Transforming data step by step

These image galleries on Blogger really stink, I really need to migrate this blog to somewhere else...

Anyway, you can already see how "fellow citizens" got combined somewhere between SOTUs2 and SOTUs3, and stayed that way for all future steps. Also, as I've written about earlier on this blog, removing stopwords will be appropriate for some textual analysis and distant reading, but I don't think it's necessary or wise when running sentiment analysis - something to keep in mind.

One pretty funny issue I ran into was with dollar signs. I didn't realize, but they're special characters in R, so they need to be escaped in any functions you run. I wanted the dollar-signs stripped out, but talking about money could be an interesting part of analyzing State of the Union texts, so I wanted to replace "$" with "dollars." First I tried building a toSpace transformer like I'd done with colons and hyphens:

SOTUs2 = tm_map(SOTUs2, toSpace, "$")

This didn't really do anything, so next I tried

toDollars = content_transformer(function(x,pattern) {return (gsub(pattern, "dollars", x))})
#use toDollars to change dollar signs to "dollars"
SOTUs3 = tm_map(SOTUs2, toDollars, "$")

which again, didn't do much besides add the word "dollarsdollars" to the end of each document.

Finally, I tried

replaceDollars = function(x) gsub("?","dollars",x)

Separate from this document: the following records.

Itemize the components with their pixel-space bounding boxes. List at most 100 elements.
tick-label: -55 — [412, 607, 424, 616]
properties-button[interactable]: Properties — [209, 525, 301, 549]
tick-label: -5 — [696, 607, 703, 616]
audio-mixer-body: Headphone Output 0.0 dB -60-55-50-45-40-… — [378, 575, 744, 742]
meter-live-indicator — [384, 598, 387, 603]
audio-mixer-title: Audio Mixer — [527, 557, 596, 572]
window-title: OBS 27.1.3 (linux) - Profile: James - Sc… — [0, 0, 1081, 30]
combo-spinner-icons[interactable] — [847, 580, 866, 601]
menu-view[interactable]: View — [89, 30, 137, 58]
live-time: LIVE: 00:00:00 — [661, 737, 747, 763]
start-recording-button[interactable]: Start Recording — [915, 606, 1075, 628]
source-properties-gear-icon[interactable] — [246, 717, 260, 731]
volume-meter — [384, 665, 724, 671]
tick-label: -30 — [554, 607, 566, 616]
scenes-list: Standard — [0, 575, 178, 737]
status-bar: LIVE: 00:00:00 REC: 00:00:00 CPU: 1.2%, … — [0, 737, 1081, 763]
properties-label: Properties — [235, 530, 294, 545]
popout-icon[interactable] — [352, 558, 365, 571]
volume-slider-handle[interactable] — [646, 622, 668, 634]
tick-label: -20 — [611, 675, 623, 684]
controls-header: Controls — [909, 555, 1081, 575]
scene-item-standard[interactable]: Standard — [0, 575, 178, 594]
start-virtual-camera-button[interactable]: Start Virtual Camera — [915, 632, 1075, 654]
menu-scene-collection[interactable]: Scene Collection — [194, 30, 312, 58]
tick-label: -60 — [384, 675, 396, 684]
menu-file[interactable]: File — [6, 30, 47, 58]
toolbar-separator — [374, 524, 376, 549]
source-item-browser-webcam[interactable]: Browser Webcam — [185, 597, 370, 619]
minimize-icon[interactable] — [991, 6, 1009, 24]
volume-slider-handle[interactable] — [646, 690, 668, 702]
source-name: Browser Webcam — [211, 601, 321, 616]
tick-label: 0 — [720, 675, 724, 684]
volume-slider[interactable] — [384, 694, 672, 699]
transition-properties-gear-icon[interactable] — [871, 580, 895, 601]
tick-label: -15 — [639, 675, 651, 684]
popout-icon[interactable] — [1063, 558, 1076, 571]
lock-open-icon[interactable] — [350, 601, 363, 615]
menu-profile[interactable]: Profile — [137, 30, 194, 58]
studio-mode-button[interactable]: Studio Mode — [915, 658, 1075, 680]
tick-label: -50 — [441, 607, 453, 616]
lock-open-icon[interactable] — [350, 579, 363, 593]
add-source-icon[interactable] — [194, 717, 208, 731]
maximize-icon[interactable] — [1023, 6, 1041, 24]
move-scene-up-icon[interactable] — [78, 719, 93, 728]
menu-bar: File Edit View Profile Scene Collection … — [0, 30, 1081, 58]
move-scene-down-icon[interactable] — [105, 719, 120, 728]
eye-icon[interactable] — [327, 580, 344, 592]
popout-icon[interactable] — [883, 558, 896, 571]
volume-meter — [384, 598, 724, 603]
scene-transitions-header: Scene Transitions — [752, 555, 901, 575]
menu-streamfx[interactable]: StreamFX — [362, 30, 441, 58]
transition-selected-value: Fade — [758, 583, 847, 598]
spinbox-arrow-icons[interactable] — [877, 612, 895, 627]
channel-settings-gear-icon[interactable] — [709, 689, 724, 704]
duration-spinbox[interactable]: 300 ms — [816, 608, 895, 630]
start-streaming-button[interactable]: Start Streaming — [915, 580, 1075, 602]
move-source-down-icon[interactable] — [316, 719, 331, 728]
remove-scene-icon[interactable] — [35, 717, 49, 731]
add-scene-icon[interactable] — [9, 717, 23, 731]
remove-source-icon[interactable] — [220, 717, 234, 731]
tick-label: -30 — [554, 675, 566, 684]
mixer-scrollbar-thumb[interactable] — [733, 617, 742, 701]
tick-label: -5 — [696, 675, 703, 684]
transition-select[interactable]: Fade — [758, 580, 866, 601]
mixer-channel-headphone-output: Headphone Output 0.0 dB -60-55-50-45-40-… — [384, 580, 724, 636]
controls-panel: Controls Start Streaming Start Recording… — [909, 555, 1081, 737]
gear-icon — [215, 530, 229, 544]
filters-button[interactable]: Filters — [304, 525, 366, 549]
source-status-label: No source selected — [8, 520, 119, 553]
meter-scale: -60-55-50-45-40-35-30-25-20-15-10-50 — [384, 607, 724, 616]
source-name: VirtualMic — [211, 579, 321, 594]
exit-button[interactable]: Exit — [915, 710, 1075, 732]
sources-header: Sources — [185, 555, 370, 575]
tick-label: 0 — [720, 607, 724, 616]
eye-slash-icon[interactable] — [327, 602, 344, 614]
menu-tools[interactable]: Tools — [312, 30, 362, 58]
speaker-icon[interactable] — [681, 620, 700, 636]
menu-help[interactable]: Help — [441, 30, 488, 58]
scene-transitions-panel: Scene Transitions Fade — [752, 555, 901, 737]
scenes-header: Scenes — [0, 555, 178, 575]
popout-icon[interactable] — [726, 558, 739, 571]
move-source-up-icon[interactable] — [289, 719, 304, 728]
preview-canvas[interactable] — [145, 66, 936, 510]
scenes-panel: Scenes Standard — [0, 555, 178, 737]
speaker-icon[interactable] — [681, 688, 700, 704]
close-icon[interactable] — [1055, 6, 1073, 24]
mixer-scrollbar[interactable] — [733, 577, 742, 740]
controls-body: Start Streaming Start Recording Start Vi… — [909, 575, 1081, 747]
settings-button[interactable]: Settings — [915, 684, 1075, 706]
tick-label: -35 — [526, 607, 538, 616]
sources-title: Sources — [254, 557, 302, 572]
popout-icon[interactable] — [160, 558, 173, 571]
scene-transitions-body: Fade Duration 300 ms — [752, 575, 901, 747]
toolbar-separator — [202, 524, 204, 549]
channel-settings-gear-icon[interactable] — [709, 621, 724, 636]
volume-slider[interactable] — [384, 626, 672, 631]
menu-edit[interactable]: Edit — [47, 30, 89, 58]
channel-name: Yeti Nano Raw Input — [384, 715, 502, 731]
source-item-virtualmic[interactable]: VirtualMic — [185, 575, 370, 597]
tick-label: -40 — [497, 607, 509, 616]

Which again, didn't work. Dollar signs were still in the texts! So, just to try, I replaced $ with ? - looking back, I'm not sure what I expected, but I was pretty entertained when I turned Thomas Jefferson's 1808 State of the Union report into an endless string of the word "dollars:

Ultimately, I will not be using any of these as my working texts for SOTU-db so it's not as important to fix each error (fellowcitizens) as it is to understand where and how errors are being introduced, and ensure that I am thinking about and accounting for them. In the end, I did get a visualization out of it which is fun:

This basic counting is a far cry from sentiment analysis or really anything particularly revelatory at all, but it's a good marker of progress for me on this project! Also, the fact that "will," a positive, constructive word is the top word feels slightly encouraging to me in this time when patriotic fervor seems synonymous with a mistrust of all our democratic institutions. Don't ask me what it means that "state" is #2, though! Stay tuned for more R with sentiment analysis coming very soon!

Tuesday, October 9, 2018

Milestone: Frontend options

Today, 10/10, was my deadline for completing the SOTU-db frontend options and I'm pleased that I have a very basic HTML and React Native front pages. They each consist solely of a title, search bar, and a submit button, but they exist. It's worth starting to think about some pros and cons as I move into my next milestone, working on the sentiment analysis portion of the project.

The HTML version has the added benefit of being able to use GET commands with the submit button. This would allow users to save URLs with their search terms inside them. The other limitations of GET (like a lack of URL privacy and size limit) don't seem like they would be issues for this project. There's definitely an appealing brutalism to the simple HTML version I have now.

The React Native version has the benefit of being a newer tool that I could use some experience with. I like the way it's designed with mobile in mind, and I think this version would feel more fun and responsive on a mobile device. The downsides are that it's much more complicated for me to use (since I'm new to React Native and JS in general) and I'm not quite sure I could use the URL-saving that HTML GET would allow.

Fortunately I don't have to make a final decision on this for another month or so, but it's good to have these considerations in mind as I keep working!

Next stop, a home-baked R Server and getting some sentiment analysis up and running!